“I’m not a veteran, I’ve never served our country. But it feels good to have a set of skills that I know I can use to support veterans,” said Dr. Kristi Salters-Pedneault. As a professor of psychology at ECSU, she continues to search for effective treatments for veterans. Her recent work includes two projects on the disorder, one of which is funded by the Department of Defense and the National Center for PTSD. “I love working with the veterans. It is very meaningful and rewarding work. I’m really grateful I get to continue that.”
The Department of Defense funded project is a study of 1,500 veteran volunteers from Fort Drum in New York. The goal is to help veterans deal with intrusive thoughts, one of the most disruptive symptoms of PTSD. “Thoughts of combat leap into their heads out of the blue,” explained Dr. Salters-Pedneault who is a co-investigator on the project. In the study, veterans are divided into four groups. Two groups are taught a method for dealing with intrusive thoughts. One group is taught about intrusive thoughts but receives no skills training. The final group is the control, which receives no extra instruction.
PTSD is famously tough to manage. Without treatment symptoms intensify over time and affect more areas of the veteran’s life. Unfortunately, most veterans do not seek help until they have had symptoms for a year or more. “One of the major obstacles for returning veterans is that there is a massive stigma about seeking treatment or admitting symptoms,” said Dr. Salters-Pedneault.
One treatment being tested at Fort Drum is an acceptance-based behavior therapy called RESET. “It teaches soldiers to be more accepting of symptoms they might have, particularly intrusive thoughts. They’re taught how to have the thoughts without trying to push them away and recognize those thoughts as just thoughts. They’re not something to fix. It doesn’t mean you are crazy. It’s a natural response and these are just thoughts that can’t hurt you,” she said.
Relearning that certain things no longer pose a threat is the basis many therapies designed to treat PTSD. “There is an approach called imaginal exposure. It’s meant to target memories that pop in. The clinician has the client repeatedly imagine themselves back in the traumatic experience until memories feel less powerful,” said Dr. Salters-Pedneault.
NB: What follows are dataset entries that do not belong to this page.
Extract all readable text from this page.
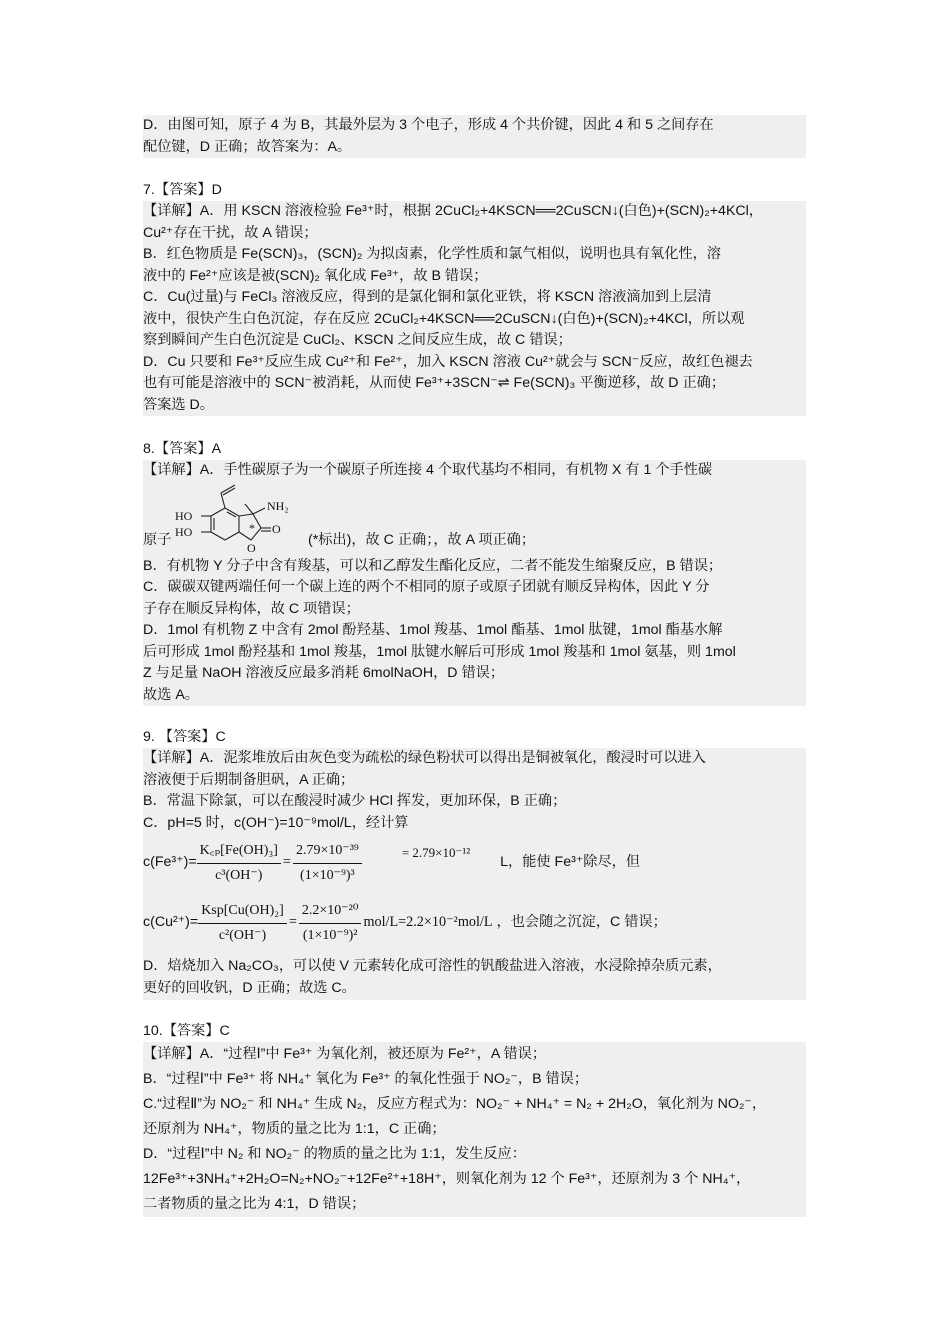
D．由图可知，原子 4 为 B，其最外层为 3 个电子，形成 4 个共价键，因此 4 和 5 之间存在
配位键，D 正确；故答案为：A。
7.【答案】D
【详解】A．用 KSCN 溶液检验 Fe³⁺时，根据 2CuCl₂+4KSCN══2CuSCN↓(白色)+(SCN)₂+4KCl，
Cu²⁺存在干扰，故 A 错误；
B．红色物质是 Fe(SCN)₃，(SCN)₂ 为拟卤素，化学性质和氯气相似，说明也具有氧化性，溶
液中的 Fe²⁺应该是被(SCN)₂ 氧化成 Fe³⁺，故 B 错误；
C．Cu(过量)与 FeCl₃ 溶液反应，得到的是氯化铜和氯化亚铁，将 KSCN 溶液滴加到上层清
液中，很快产生白色沉淀，存在反应 2CuCl₂+4KSCN══2CuSCN↓(白色)+(SCN)₂+4KCl，所以观
察到瞬间产生白色沉淀是 CuCl₂、KSCN 之间反应生成，故 C 错误；
D．Cu 只要和 Fe³⁺反应生成 Cu²⁺和 Fe²⁺，加入 KSCN 溶液 Cu²⁺就会与 SCN⁻反应，故红色褪去
也有可能是溶液中的 SCN⁻被消耗，从而使 Fe³⁺+3SCN⁻⇌ Fe(SCN)₃ 平衡逆移，故 D 正确；
答案选 D。
8.【答案】A
【详解】A．手性碳原子为一个碳原子所连接 4 个取代基均不相同，有机物 X 有 1 个手性碳
原子
NH₂
HO
HO
O
O
*
(*标出)，故 C 正确；，故 A 项正确；
B．有机物 Y 分子中含有羧基，可以和乙醇发生酯化反应，二者不能发生缩聚反应，B 错误；
C．碳碳双键两端任何一个碳上连的两个不相同的原子或原子团就有顺反异构体，因此 Y 分
子存在顺反异构体，故 C 项错误；
D．1mol 有机物 Z 中含有 2mol 酚羟基、1mol 羧基、1mol 酯基、1mol 肽键，1mol 酯基水解
后可形成 1mol 酚羟基和 1mol 羧基，1mol 肽键水解后可形成 1mol 羧基和 1mol 氨基，则 1mol
Z 与足量 NaOH 溶液反应最多消耗 6molNaOH，D 错误；
故选 A。
9. 【答案】C
【详解】A．泥浆堆放后由灰色变为疏松的绿色粉状可以得出是铜被氧化，酸浸时可以进入
溶液便于后期制备胆矾，A 正确；
B．常温下除氯，可以在酸浸时减少 HCl 挥发，更加环保，B 正确；
C．pH=5 时，c(OH⁻)=10⁻⁹mol/L，经计算
$c(Fe^{3+})= \frac{\text{K꜀ₚ[Fe(OH)₃]}}{\text{c³(OH⁻)}} = \frac{\text{2.79×10⁻³⁹}}{\text{(1×10⁻⁹)³}}$	= 2.79×10⁻¹²
L，能使 Fe³⁺除尽，但
$c(Cu^{2+})= \frac{\text{Ksp[Cu(OH)₂]}}{\text{c²(OH⁻)}} = \frac{\text{2.2×10⁻²⁰}}{\text{(1×10⁻⁹)²}} mol/L=2.2\times 10^{-2}mol/L$ ，也会随之沉淀，C 错误；
D．焙烧加入 Na₂CO₃，可以使 V 元素转化成可溶性的钒酸盐进入溶液，水浸除掉杂质元素，
更好的回收钒，D 正确；故选 C。
10.【答案】C
【详解】A．“过程Ⅰ”中 Fe³⁺ 为氧化剂，被还原为 Fe²⁺，A 错误；
B．“过程Ⅰ”中 Fe³⁺ 将 NH₄⁺ 氧化为 Fe³⁺ 的氧化性强于 NO₂⁻，B 错误；
C.“过程Ⅱ”为 NO₂⁻ 和 NH₄⁺ 生成 N₂，反应方程式为：NO₂⁻ + NH₄⁺ = N₂ + 2H₂O，氧化剂为 NO₂⁻，
还原剂为 NH₄⁺，物质的量之比为 1:1，C 正确；
D．“过程Ⅰ”中 N₂ 和 NO₂⁻ 的物质的量之比为 1:1，发生反应：
12Fe³⁺+3NH₄⁺+2H₂O=N₂+NO₂⁻+12Fe²⁺+18H⁺，则氧化剂为 12 个 Fe³⁺，还原剂为 3 个 NH₄⁺，
二者物质的量之比为 4:1，D 错误；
Imaginal therapy is a form of “exposure therapy,” wherein patients are exposed to something they fear in a safe context. Exposure therapy is one of the most established treatments for PTSD. It is based on fear extinction, when the mind is trained to no longer perceive a stimulus as something to fear. “If you are exposed to something you are afraid of over and over you will get over that fear,” Dr. Salters-Pedneault explained.
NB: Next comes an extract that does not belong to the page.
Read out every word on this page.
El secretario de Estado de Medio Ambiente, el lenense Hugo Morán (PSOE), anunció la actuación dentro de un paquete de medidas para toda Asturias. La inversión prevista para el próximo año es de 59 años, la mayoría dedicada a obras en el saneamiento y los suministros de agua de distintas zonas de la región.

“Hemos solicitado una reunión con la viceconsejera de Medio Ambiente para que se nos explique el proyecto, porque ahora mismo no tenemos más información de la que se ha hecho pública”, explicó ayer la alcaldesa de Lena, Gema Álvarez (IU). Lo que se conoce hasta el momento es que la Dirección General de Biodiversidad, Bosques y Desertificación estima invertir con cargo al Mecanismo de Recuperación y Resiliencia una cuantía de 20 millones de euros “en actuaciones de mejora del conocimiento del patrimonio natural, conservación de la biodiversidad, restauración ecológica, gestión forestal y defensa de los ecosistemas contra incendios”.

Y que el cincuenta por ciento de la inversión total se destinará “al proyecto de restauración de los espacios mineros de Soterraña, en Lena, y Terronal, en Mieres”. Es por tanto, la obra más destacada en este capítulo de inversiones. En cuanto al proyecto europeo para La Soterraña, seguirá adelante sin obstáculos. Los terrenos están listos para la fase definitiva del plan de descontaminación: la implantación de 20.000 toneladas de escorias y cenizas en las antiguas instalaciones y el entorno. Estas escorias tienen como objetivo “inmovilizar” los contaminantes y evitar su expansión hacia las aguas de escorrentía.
At ECSU Dr. Salters-Pendeault, her colleague Dr. James Diller, and undergraduate student research assistants have recently conducted an experiment to find the quickest way to make a fear extinct. Experiment participants are given small electrical shocks whenever they see one of two human faces. They develop a mild fear response to the face. “After we train up this fear response, we start showing the picture, but it is no longer paired with electric stimulations. So after a time they stop showing fear.
The researchers use music to induce different moods. “There is some indication that if people receive extinction training under different moods it will stick around longer. Because they’ve extinguished in multiple contexts the learning is more generalized,” said Dr. Salters-Pedneault. After completing the small pilot study, Dr. Salters-Pedneault will apply for a grant and to do a larger study that will also involve student researchers.
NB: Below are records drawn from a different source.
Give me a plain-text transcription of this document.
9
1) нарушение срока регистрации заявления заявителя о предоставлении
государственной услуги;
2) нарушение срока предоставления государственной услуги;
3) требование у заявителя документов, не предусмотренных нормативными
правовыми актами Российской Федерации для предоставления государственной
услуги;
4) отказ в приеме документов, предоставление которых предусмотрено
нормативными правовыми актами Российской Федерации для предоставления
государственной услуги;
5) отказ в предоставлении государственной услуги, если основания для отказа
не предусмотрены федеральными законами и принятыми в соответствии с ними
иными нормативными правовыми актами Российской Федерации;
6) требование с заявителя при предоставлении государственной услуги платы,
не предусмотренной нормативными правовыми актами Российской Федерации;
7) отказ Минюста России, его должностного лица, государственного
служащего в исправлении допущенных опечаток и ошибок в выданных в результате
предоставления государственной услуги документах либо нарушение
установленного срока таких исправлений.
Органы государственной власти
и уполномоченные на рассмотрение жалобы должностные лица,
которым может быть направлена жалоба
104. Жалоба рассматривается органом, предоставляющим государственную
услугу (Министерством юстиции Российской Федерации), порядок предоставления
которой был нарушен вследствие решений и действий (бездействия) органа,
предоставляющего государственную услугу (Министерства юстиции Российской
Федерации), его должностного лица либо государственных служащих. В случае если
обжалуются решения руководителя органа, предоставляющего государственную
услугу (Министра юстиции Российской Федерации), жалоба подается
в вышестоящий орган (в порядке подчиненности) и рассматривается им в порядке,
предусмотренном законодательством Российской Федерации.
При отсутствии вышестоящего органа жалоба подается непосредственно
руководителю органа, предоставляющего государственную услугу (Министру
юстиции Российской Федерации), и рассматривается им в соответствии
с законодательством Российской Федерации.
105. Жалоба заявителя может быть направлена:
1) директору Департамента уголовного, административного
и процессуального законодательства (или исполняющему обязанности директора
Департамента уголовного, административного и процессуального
It is difficult to predict who will develop PTSD symptoms. Even after a highly traumatic experience like combat, only about 10% develop PTSD. There are certain risk factors, including previous traumatic experiences. “I think that’s important. It suggests that cumulative trauma does not have a protective effect. People might say ‘wow, you’ve been through things like this before so you will be stronger.’ But we have evidence of the opposite,” said Dr. Salters-Pedneault.
Many veterans try to avoid being exposed to things that cause them to experience PTSD symptoms, a tactic called emotional avoidance. Avoidance actually hurts in the long run. “The classic example in veterans is that they avoid driving, especially if they did convoy work. That’s because when driving you are significant risk of IED explosions. In Iraq, trash bags on the side of the road could be a bomb. So they’ll avoid driving because trash on the road produces a huge fear response. If you drive under safe conditions over and over you can extinguish that fear,” she said.
More effective means of fear extinction can help veterans more quickly learn that things like driving and loud noises (such as fireworks) no longer pose a danger. This can help them no longer fear normal activities.
For family members of veterans with PTSD, Dr. Salters-Pedneault believes the most helpful thing they can do is fight the stigma around the condition. “Make it very clear that they are in support of the person seeking treatment, that it’s okay for them to ask for help, that it’s courageous to ask for help in that context. Really encourage the veteran to seek treatment early, before there are downstream consequences.”